Du nouveau dans le Vieux-Montréal

Françoise Kayle

Lorsque l’on est restaurateur, il faut avoir de l’humour pour baptiser son établissement de ce nom qui n’a pas une très belle réputation. C’est un mot d’origine lointaine, qui date d’une époque où les restaurants n’étaient pas fréquentés par ceux qui ont «des manières de table»! Mais, c’est un mot qui a des liens culinaires et qui résonne avec des sons de gorge. Bien interprété, il peut avoir du charme.

La Gargote du Vieux-Montréal en a beaucoup.

L’ouverture est récente et déjà, les réservations sont de rigueur. Ce n’est pas un super-restaurant. Ce n’est pas une grande table. Ce n’est pas un endroit à la mode. C’est un restaurant de quartier.
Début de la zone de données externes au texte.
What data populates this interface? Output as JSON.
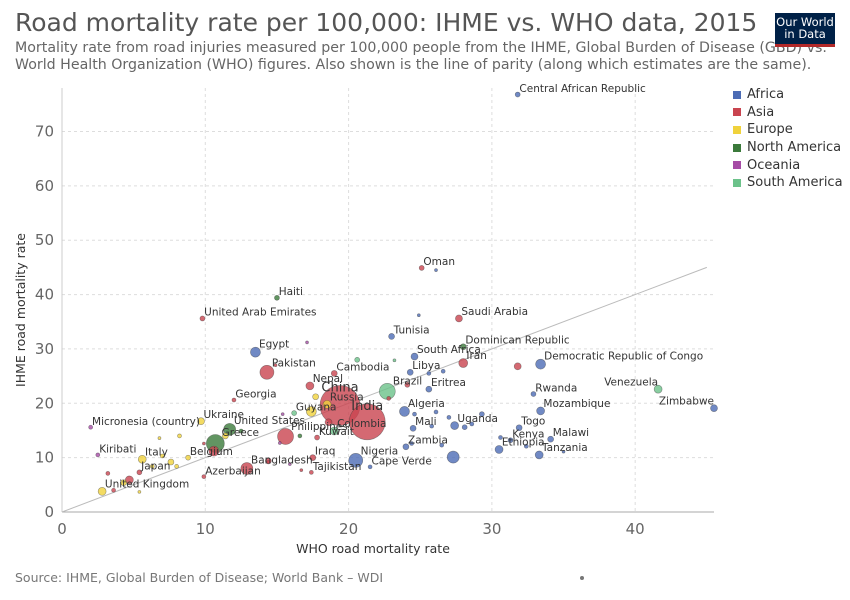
{
  "header": {
    "title": "Road mortality rate per 100,000: IHME vs. WHO data, 2015",
    "subtitle": "Mortality rate from road injuries measured per 100,000 people from the IHME, Global Burden of Disease (GBD) vs. World Health Organization (WHO) figures. Also shown is the line of parity (along which estimates are the same).",
    "logo_line1": "Our World",
    "logo_line2": "in Data"
  },
  "footer": {
    "source": "Source: IHME, Global Burden of Disease; World Bank – WDI"
  },
  "colors": {
    "Africa": "#4c6cb5",
    "Asia": "#c9444f",
    "Europe": "#f0d23c",
    "North America": "#3b7a3b",
    "Oceania": "#a64ca6",
    "South America": "#6cc28a"
  },
  "chart_data": {
    "type": "scatter",
    "title": "Road mortality rate per 100,000: IHME vs. WHO data, 2015",
    "xlabel": "WHO road mortality rate",
    "ylabel": "IHME road mortality rate",
    "xlim": [
      0,
      45.5
    ],
    "ylim": [
      0,
      78
    ],
    "x_ticks": [
      0,
      10,
      20,
      30,
      40
    ],
    "y_ticks": [
      0,
      10,
      20,
      30,
      40,
      50,
      60,
      70
    ],
    "grid": true,
    "legend_position": "right",
    "parity_line": true,
    "legend": [
      "Africa",
      "Asia",
      "Europe",
      "North America",
      "Oceania",
      "South America"
    ],
    "points": [
      {
        "x": 31.8,
        "y": 76.8,
        "r": 2.5,
        "region": "Africa",
        "label": "Central African Republic"
      },
      {
        "x": 25.1,
        "y": 44.9,
        "r": 2.5,
        "region": "Asia",
        "label": "Oman"
      },
      {
        "x": 26.1,
        "y": 44.5,
        "r": 1.5,
        "region": "Africa",
        "label": ""
      },
      {
        "x": 15.0,
        "y": 39.4,
        "r": 2.5,
        "region": "North America",
        "label": "Haiti"
      },
      {
        "x": 9.8,
        "y": 35.6,
        "r": 2.5,
        "region": "Asia",
        "label": "United Arab Emirates"
      },
      {
        "x": 27.7,
        "y": 35.6,
        "r": 3.5,
        "region": "Asia",
        "label": "Saudi Arabia"
      },
      {
        "x": 24.9,
        "y": 36.2,
        "r": 1.5,
        "region": "Africa",
        "label": ""
      },
      {
        "x": 17.1,
        "y": 31.2,
        "r": 1.5,
        "region": "Oceania",
        "label": ""
      },
      {
        "x": 23.0,
        "y": 32.3,
        "r": 3,
        "region": "Africa",
        "label": "Tunisia"
      },
      {
        "x": 13.5,
        "y": 29.4,
        "r": 5,
        "region": "Africa",
        "label": "Egypt"
      },
      {
        "x": 28.0,
        "y": 30.4,
        "r": 3,
        "region": "North America",
        "label": "Dominican Republic"
      },
      {
        "x": 24.6,
        "y": 28.6,
        "r": 3.5,
        "region": "Africa",
        "label": "South Africa"
      },
      {
        "x": 23.2,
        "y": 27.9,
        "r": 1.5,
        "region": "South America",
        "label": ""
      },
      {
        "x": 28.0,
        "y": 27.4,
        "r": 4.5,
        "region": "Asia",
        "label": "Iran"
      },
      {
        "x": 31.8,
        "y": 26.8,
        "r": 3.5,
        "region": "Asia",
        "label": ""
      },
      {
        "x": 33.4,
        "y": 27.2,
        "r": 5,
        "region": "Africa",
        "label": "Democratic Republic of Congo"
      },
      {
        "x": 14.3,
        "y": 25.7,
        "r": 7,
        "region": "Asia",
        "label": "Pakistan"
      },
      {
        "x": 14.9,
        "y": 27.0,
        "r": 1.5,
        "region": "Asia",
        "label": ""
      },
      {
        "x": 19.0,
        "y": 25.5,
        "r": 3,
        "region": "Asia",
        "label": "Cambodia"
      },
      {
        "x": 20.6,
        "y": 28.0,
        "r": 2.5,
        "region": "South America",
        "label": ""
      },
      {
        "x": 24.3,
        "y": 25.7,
        "r": 3,
        "region": "Africa",
        "label": "Libya"
      },
      {
        "x": 25.6,
        "y": 25.5,
        "r": 2,
        "region": "Africa",
        "label": ""
      },
      {
        "x": 26.6,
        "y": 25.9,
        "r": 2,
        "region": "Africa",
        "label": ""
      },
      {
        "x": 17.3,
        "y": 23.2,
        "r": 4,
        "region": "Asia",
        "label": "Nepal"
      },
      {
        "x": 19.4,
        "y": 19.6,
        "r": 20,
        "region": "Asia",
        "label": "China"
      },
      {
        "x": 21.3,
        "y": 16.6,
        "r": 18,
        "region": "Asia",
        "label": "India"
      },
      {
        "x": 22.7,
        "y": 22.2,
        "r": 8,
        "region": "South America",
        "label": "Brazil"
      },
      {
        "x": 24.1,
        "y": 23.4,
        "r": 2.5,
        "region": "Asia",
        "label": ""
      },
      {
        "x": 22.8,
        "y": 20.9,
        "r": 2,
        "region": "Asia",
        "label": ""
      },
      {
        "x": 25.6,
        "y": 22.6,
        "r": 3,
        "region": "Africa",
        "label": "Eritrea"
      },
      {
        "x": 32.9,
        "y": 21.7,
        "r": 2.5,
        "region": "Africa",
        "label": "Rwanda"
      },
      {
        "x": 41.6,
        "y": 22.6,
        "r": 4,
        "region": "South America",
        "label": "Venezuela"
      },
      {
        "x": 45.5,
        "y": 19.1,
        "r": 3.5,
        "region": "Africa",
        "label": "Zimbabwe"
      },
      {
        "x": 12.0,
        "y": 20.6,
        "r": 2,
        "region": "Asia",
        "label": "Georgia"
      },
      {
        "x": 17.7,
        "y": 21.2,
        "r": 3,
        "region": "Europe",
        "label": ""
      },
      {
        "x": 18.5,
        "y": 19.8,
        "r": 4,
        "region": "Europe",
        "label": "Russia"
      },
      {
        "x": 16.2,
        "y": 18.2,
        "r": 2.5,
        "region": "South America",
        "label": "Guyana"
      },
      {
        "x": 15.4,
        "y": 18.0,
        "r": 1.5,
        "region": "Oceania",
        "label": ""
      },
      {
        "x": 17.4,
        "y": 18.5,
        "r": 5,
        "region": "Europe",
        "label": ""
      },
      {
        "x": 23.9,
        "y": 18.5,
        "r": 5,
        "region": "Africa",
        "label": "Algeria"
      },
      {
        "x": 24.6,
        "y": 18.0,
        "r": 2,
        "region": "Africa",
        "label": ""
      },
      {
        "x": 26.1,
        "y": 18.4,
        "r": 2,
        "region": "Africa",
        "label": ""
      },
      {
        "x": 27.0,
        "y": 17.4,
        "r": 2,
        "region": "Africa",
        "label": ""
      },
      {
        "x": 29.3,
        "y": 18.0,
        "r": 2.5,
        "region": "Africa",
        "label": ""
      },
      {
        "x": 33.4,
        "y": 18.6,
        "r": 4,
        "region": "Africa",
        "label": "Mozambique"
      },
      {
        "x": 9.7,
        "y": 16.7,
        "r": 3.5,
        "region": "Europe",
        "label": "Ukraine"
      },
      {
        "x": 11.7,
        "y": 15.2,
        "r": 6,
        "region": "North America",
        "label": "United States"
      },
      {
        "x": 12.5,
        "y": 14.9,
        "r": 2,
        "region": "North America",
        "label": ""
      },
      {
        "x": 15.6,
        "y": 13.9,
        "r": 8,
        "region": "Asia",
        "label": "Philippines"
      },
      {
        "x": 19.0,
        "y": 14.9,
        "r": 4,
        "region": "South America",
        "label": "Colombia"
      },
      {
        "x": 18.6,
        "y": 16.5,
        "r": 3.5,
        "region": "Asia",
        "label": ""
      },
      {
        "x": 17.8,
        "y": 13.7,
        "r": 2.5,
        "region": "Asia",
        "label": "Kuwait"
      },
      {
        "x": 16.6,
        "y": 14.0,
        "r": 2,
        "region": "North America",
        "label": ""
      },
      {
        "x": 15.2,
        "y": 12.7,
        "r": 1.5,
        "region": "Oceania",
        "label": ""
      },
      {
        "x": 24.5,
        "y": 15.4,
        "r": 3,
        "region": "Africa",
        "label": "Mali"
      },
      {
        "x": 25.8,
        "y": 15.8,
        "r": 2,
        "region": "Africa",
        "label": ""
      },
      {
        "x": 27.4,
        "y": 15.9,
        "r": 4,
        "region": "Africa",
        "label": "Uganda"
      },
      {
        "x": 28.1,
        "y": 15.6,
        "r": 2.5,
        "region": "Africa",
        "label": ""
      },
      {
        "x": 28.6,
        "y": 16.2,
        "r": 2,
        "region": "Africa",
        "label": ""
      },
      {
        "x": 31.9,
        "y": 15.5,
        "r": 3,
        "region": "Africa",
        "label": "Togo"
      },
      {
        "x": 2.0,
        "y": 15.6,
        "r": 2,
        "region": "Oceania",
        "label": "Micronesia (country)"
      },
      {
        "x": 10.7,
        "y": 12.6,
        "r": 9,
        "region": "North America",
        "label": "Greece"
      },
      {
        "x": 10.6,
        "y": 11.2,
        "r": 5,
        "region": "Asia",
        "label": ""
      },
      {
        "x": 9.9,
        "y": 12.6,
        "r": 1.5,
        "region": "Asia",
        "label": ""
      },
      {
        "x": 8.2,
        "y": 14.0,
        "r": 2,
        "region": "Europe",
        "label": ""
      },
      {
        "x": 6.8,
        "y": 13.6,
        "r": 1.5,
        "region": "Europe",
        "label": ""
      },
      {
        "x": 24.0,
        "y": 12.0,
        "r": 3,
        "region": "Africa",
        "label": "Zambia"
      },
      {
        "x": 30.6,
        "y": 13.7,
        "r": 2,
        "region": "Africa",
        "label": ""
      },
      {
        "x": 31.3,
        "y": 13.2,
        "r": 2.5,
        "region": "Africa",
        "label": "Kenya"
      },
      {
        "x": 34.1,
        "y": 13.4,
        "r": 3,
        "region": "Africa",
        "label": "Malawi"
      },
      {
        "x": 30.5,
        "y": 11.5,
        "r": 4,
        "region": "Africa",
        "label": "Ethiopia"
      },
      {
        "x": 32.4,
        "y": 12.1,
        "r": 2,
        "region": "Africa",
        "label": ""
      },
      {
        "x": 33.3,
        "y": 10.5,
        "r": 4,
        "region": "Africa",
        "label": "Tanzania"
      },
      {
        "x": 35.0,
        "y": 11.1,
        "r": 1.5,
        "region": "Africa",
        "label": ""
      },
      {
        "x": 17.5,
        "y": 10.0,
        "r": 3,
        "region": "Asia",
        "label": "Iraq"
      },
      {
        "x": 20.5,
        "y": 9.5,
        "r": 7,
        "region": "Africa",
        "label": "Nigeria"
      },
      {
        "x": 21.5,
        "y": 8.3,
        "r": 2,
        "region": "Africa",
        "label": "Cape Verde"
      },
      {
        "x": 27.3,
        "y": 10.1,
        "r": 6,
        "region": "Africa",
        "label": ""
      },
      {
        "x": 24.4,
        "y": 12.6,
        "r": 2,
        "region": "Africa",
        "label": ""
      },
      {
        "x": 26.5,
        "y": 12.3,
        "r": 2,
        "region": "Africa",
        "label": ""
      },
      {
        "x": 12.9,
        "y": 8.0,
        "r": 6,
        "region": "Asia",
        "label": "Bangladesh"
      },
      {
        "x": 14.4,
        "y": 9.4,
        "r": 3,
        "region": "Asia",
        "label": ""
      },
      {
        "x": 17.4,
        "y": 7.3,
        "r": 2,
        "region": "Asia",
        "label": "Tajikistan"
      },
      {
        "x": 15.9,
        "y": 8.8,
        "r": 1.5,
        "region": "Oceania",
        "label": ""
      },
      {
        "x": 16.7,
        "y": 7.7,
        "r": 1.5,
        "region": "Asia",
        "label": ""
      },
      {
        "x": 9.9,
        "y": 6.5,
        "r": 2,
        "region": "Asia",
        "label": "Azerbaijan"
      },
      {
        "x": 5.6,
        "y": 9.7,
        "r": 4,
        "region": "Europe",
        "label": "Italy"
      },
      {
        "x": 8.8,
        "y": 10.0,
        "r": 2.5,
        "region": "Europe",
        "label": "Belgium"
      },
      {
        "x": 7.6,
        "y": 9.2,
        "r": 3,
        "region": "Europe",
        "label": ""
      },
      {
        "x": 7.0,
        "y": 10.3,
        "r": 2,
        "region": "Europe",
        "label": ""
      },
      {
        "x": 6.3,
        "y": 8.4,
        "r": 2,
        "region": "Europe",
        "label": ""
      },
      {
        "x": 8.0,
        "y": 8.4,
        "r": 2,
        "region": "Europe",
        "label": ""
      },
      {
        "x": 2.5,
        "y": 10.5,
        "r": 2,
        "region": "Oceania",
        "label": "Kiribati"
      },
      {
        "x": 5.4,
        "y": 7.3,
        "r": 2.5,
        "region": "Asia",
        "label": "Japan"
      },
      {
        "x": 3.2,
        "y": 7.1,
        "r": 2,
        "region": "Asia",
        "label": ""
      },
      {
        "x": 4.3,
        "y": 5.4,
        "r": 3,
        "region": "Europe",
        "label": ""
      },
      {
        "x": 4.7,
        "y": 5.9,
        "r": 4,
        "region": "Asia",
        "label": ""
      },
      {
        "x": 2.8,
        "y": 3.8,
        "r": 4,
        "region": "Europe",
        "label": "United Kingdom"
      },
      {
        "x": 3.6,
        "y": 4.0,
        "r": 2,
        "region": "Asia",
        "label": ""
      },
      {
        "x": 5.4,
        "y": 3.7,
        "r": 1.5,
        "region": "Europe",
        "label": ""
      },
      {
        "x": 11.4,
        "y": 14.0,
        "r": 3,
        "region": "Europe",
        "label": ""
      },
      {
        "x": 14.4,
        "y": 9.2,
        "r": 1.5,
        "region": "Asia",
        "label": ""
      }
    ]
  }
}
Son objectif est de contribuer à donner de la vie à cette ville mome qu'est le Vieux-Montréal une vrai vie à ce quartier particulier qui tourne autour de la place d'Youville

Un vieux mot, pour une vieille maison, dans un vieux quartier... Physiquement, on y croit. Parce que l’enseigne colle au décor. L’endroit est petit, bien clos et, pourtant, très ouvert sur l’extérieur. Les murs de pierres grises sont percés de belles fenêtres. On a conservé ce cachet particulier que donnent des murs bruts. En couleur unique, le rouge répond au gris, un rouge bordeaux, chaud et doux à la fois. Dans cette petite salle, où l’on a su tirer parti de tout, les tables se pressent les unes contre les autres. Derrière le bar, de temps en temps, le «gargotier» sifflote. Ce style décontracté, qui n’est pas incompatible avec la qualité, n’empêche pas le service d’être bien fait. Un service qui caractérise les restaurants d’habitués.

La cuisine de cette Gargote est simple, française à ses heures, mêlant un peu les origines dans des accords sympathiques. Elle est copieusement servie, sous la forme d’une table d’hôte.
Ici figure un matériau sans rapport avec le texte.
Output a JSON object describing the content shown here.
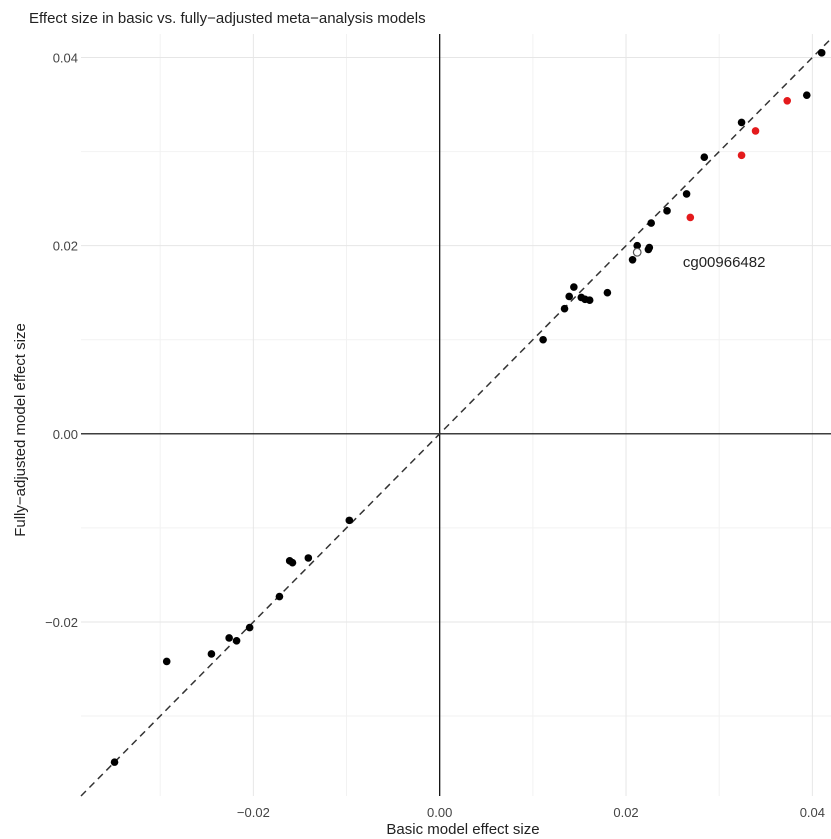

Le potage d’hiver, léger et substantiel, un peu trop salé cependant, assemblait des morceaux de tomate (de conserve) et des haricots rouges dans un bouillon clair, parfumé par de multiples aromates. En entrée, la petite salade verte remplissait bien son rôle.

Ce soir-là, le plat de poisson promettait des saveurs orientales. Dans l’assiette, la cuisson du saumon était inégale et la sauce qui l’accompagnait était décevante, épaissie et fade. La garniture, bien faite, compensait un peu.
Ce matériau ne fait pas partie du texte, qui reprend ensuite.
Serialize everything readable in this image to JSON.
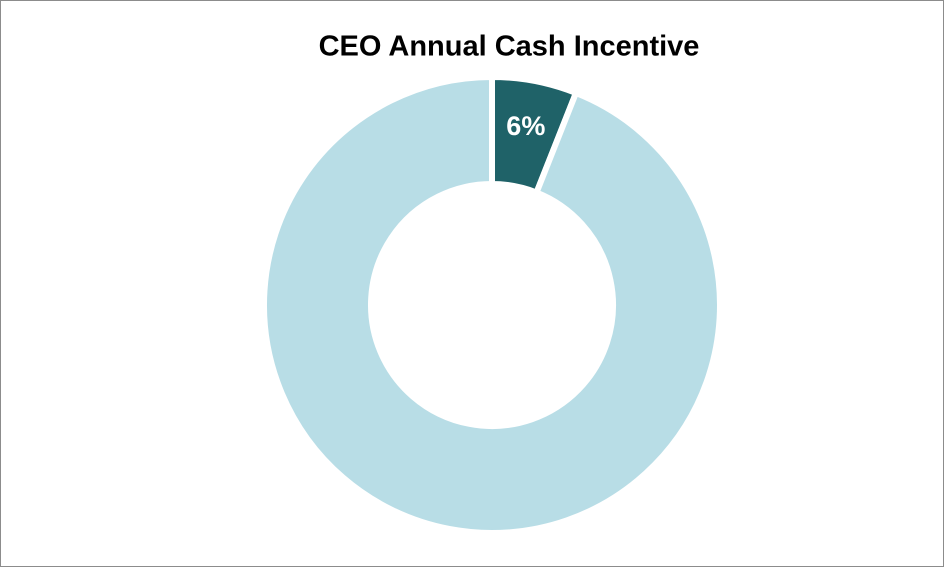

La blanquette de volaille, par contre, correspondait bien à l’atmosphère de ce petit restaurant. Poulet, sauce et champignons formaient un tout, aussi léger que savoureux et réconfortant, avec simplicité.

Au moment du désert, la crème caramel du jour n’étaient plus au menu. Le deuxième choix, le yogourt au fruits était une belle surprise : une coupe profonde, un yogourt crémeux formant puits et, au milieu, des morceaux de melon doré.

À midi, la table d’hôte de la Gargote est identique à celle du soir, sensiblement aux mêmes prix, servie dans la même atmosphère. Le restaurant, ce jour-là, proposait un pouding au pain accompagné de crème anglaise, sans savoir qu’il ressuscitait le service d’un déssert qui faisait courir tout le Vieux-Montréal, tous les midis, vers Le Jonquière, un restaurant depuis longtemps disparu.